Mr. Nader, 74, charged that Democratic voters have allowed their party to sell itself to corporate interests and deserve some of the blame for creating a party that is the "least worst."
"The liberals and progressives have lost their guts. They fight the one candidacy that has a chance of slightly shoehorning their recommendations inside the electoral arena," he said. "I don't know any country in the world where you have to fight your traditional economic adversaries and your ideological allies."
"That's what this 220-year-old system of two-party, winner-take-all Electoral College duopoly does excluding third parties. It's insane," he said. "I understand the prison, but I don't understand why you don't break out of it. There are millions of you.
"Whatever you do in the voting booth tactically you can do, but why don't you play hard to get with the Democrats? You know, shake them up a bit and say, 'We're not going to support you unless you pick up these issues.'"
He said voters have allowed government to become overrun by corporate interests with no competing force to pull it in the other direction.
"If you don't have a breaking point, you have no moral imperative in your attitude and that's the one question they hate to be asked," he said. "They have eternity working for them because forever there will be a least-worst party between the Democrats and the Republicans."
Mr. Nader called presumptive Democratic nominee Sen. Barack Obama a "waffler" who has abandoned principle to try to win. He added that the senator from Illinois offers little different from his Republican rival, Sen. John McCain of Arizona.
Prodded by The Times as to whether things would improve under a Democratic president, Mr.
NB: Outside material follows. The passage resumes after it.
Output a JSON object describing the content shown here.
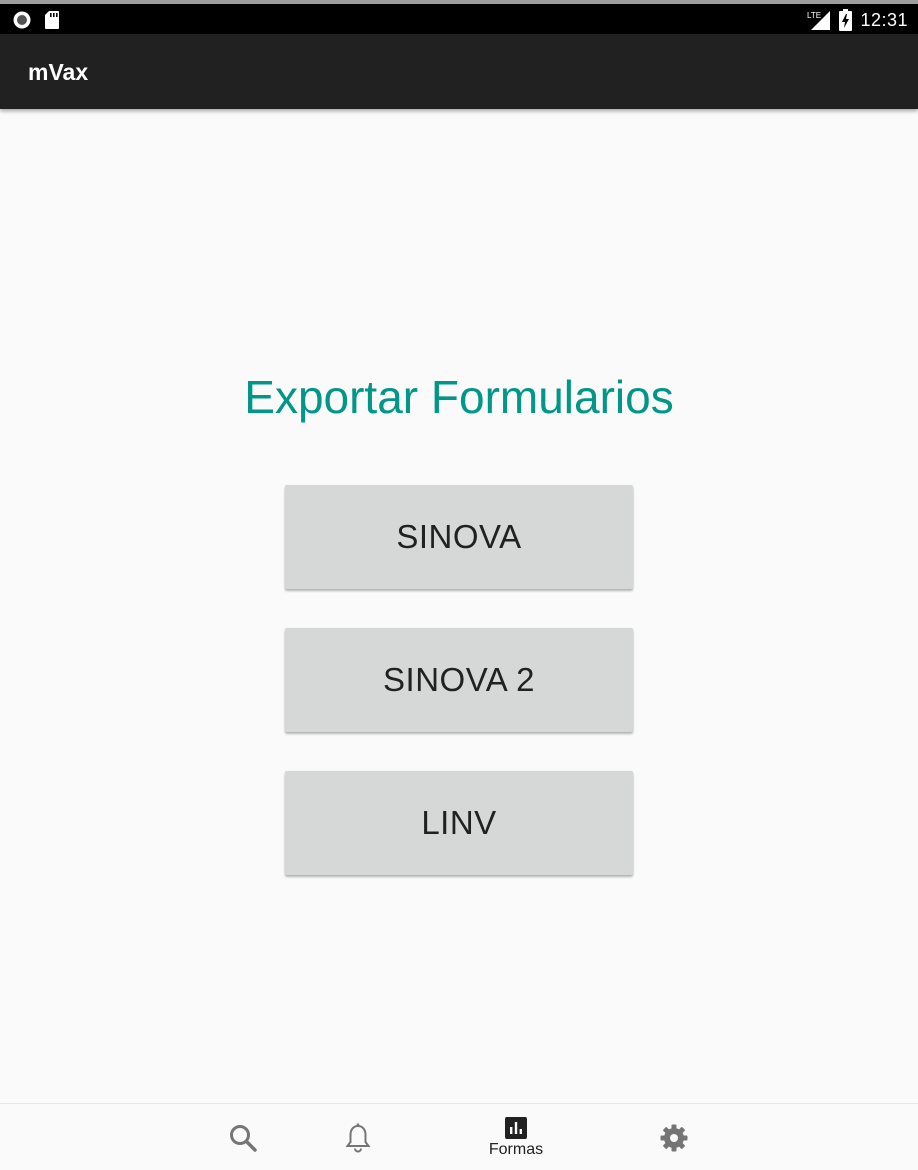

Nader stood firm.
"There would be a slowdown of the disintegration in certain areas. Not in defense, not in foreign policy," he said, adding the Democrats would not harm Social Security or push a social agenda. "Corporate crime, forget it. They are not going to be different from the Republicans. ... Strengthening democracy, no. Electoral reform, no."
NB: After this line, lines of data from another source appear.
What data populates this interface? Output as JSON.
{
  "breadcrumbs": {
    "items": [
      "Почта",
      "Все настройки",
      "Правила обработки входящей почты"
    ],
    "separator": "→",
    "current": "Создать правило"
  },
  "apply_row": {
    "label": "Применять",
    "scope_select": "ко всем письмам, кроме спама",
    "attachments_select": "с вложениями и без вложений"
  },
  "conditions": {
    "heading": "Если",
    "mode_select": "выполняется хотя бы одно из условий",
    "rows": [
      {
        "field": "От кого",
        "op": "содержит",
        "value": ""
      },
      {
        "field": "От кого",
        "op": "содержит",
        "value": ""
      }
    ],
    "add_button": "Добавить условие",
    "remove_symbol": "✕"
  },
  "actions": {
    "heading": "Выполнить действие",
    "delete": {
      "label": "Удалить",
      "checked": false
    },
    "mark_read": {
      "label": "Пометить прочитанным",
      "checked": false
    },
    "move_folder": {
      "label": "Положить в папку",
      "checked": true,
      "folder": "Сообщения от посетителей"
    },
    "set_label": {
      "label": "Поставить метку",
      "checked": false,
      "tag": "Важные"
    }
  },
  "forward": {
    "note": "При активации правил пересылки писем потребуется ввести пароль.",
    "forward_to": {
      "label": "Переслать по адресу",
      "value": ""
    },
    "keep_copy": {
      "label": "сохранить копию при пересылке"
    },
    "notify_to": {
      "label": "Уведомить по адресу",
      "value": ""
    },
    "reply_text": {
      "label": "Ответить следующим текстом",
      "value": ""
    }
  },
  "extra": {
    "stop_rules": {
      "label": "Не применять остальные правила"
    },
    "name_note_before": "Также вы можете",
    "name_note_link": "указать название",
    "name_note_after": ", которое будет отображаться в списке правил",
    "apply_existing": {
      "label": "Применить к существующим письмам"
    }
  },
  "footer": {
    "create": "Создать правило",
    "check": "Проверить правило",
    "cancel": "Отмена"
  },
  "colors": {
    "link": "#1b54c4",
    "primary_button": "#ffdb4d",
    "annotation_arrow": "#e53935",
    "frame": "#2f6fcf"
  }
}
Mr. Obama in February took a swipe at Mr. Nader before he wrapped up the Democratic nomination, saying that anyone has the "right to run for president" and that the party's job is to "be so compelling that a few percentage of the vote going to another candidate is not going to make any difference."
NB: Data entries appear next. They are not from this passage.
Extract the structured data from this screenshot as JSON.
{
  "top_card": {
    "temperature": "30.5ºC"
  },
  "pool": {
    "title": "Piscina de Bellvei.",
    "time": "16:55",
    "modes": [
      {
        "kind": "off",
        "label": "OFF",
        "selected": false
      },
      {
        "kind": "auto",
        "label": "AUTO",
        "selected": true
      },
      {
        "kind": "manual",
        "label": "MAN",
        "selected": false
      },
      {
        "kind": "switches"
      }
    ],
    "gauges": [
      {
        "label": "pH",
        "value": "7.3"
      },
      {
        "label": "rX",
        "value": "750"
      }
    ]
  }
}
He lauded Mr. Nader's consumer advocacy but said, "Mr. Nader is somebody who, if you don't listen and adopt all of his policies, thinks you're not substantive. He seems to have a pretty high opinion of his own work."
Mr. Nader criticized the press for covering the daily political horse race and ignoring third-party candidates like him. He said it's a negative cycle in which candidates who aren't covered by the networks or newspapers have a tough time getting their names in opinion polls, and they aren't covered if they don't poll well.
Worse still, he said, the candidates without poll standing aren't allowed into the debates.
Mr. Nader - still working to secure his place on each state's ballot - declared that he would try to crash both parties' nominating conventions, duplicating his efforts from 2004 and 2000.
"We'll be at both," he said.
He said the broken two-party system drives away good politicians and speculated that there is no clear next generation of third-party candidates to groom because "they don't want to get their hands dirty."
He said a billionaire such as New York Mayor Michael R. Bloomberg mounting a third-party bid might be able to move the needle in a way similar to how Ross Perot did in 1992, but even that would be a difficult feat.
Mr. Perot's 19 percent showing that year helped Bill Clinton defeat President George H.W. Bush.
Mr. Nader won 2.7 percent of the national vote as the Green Party candidate in 2000, but he won 0.3 percent as an independent in 2004 when he appeared on the ballot in only 34 states.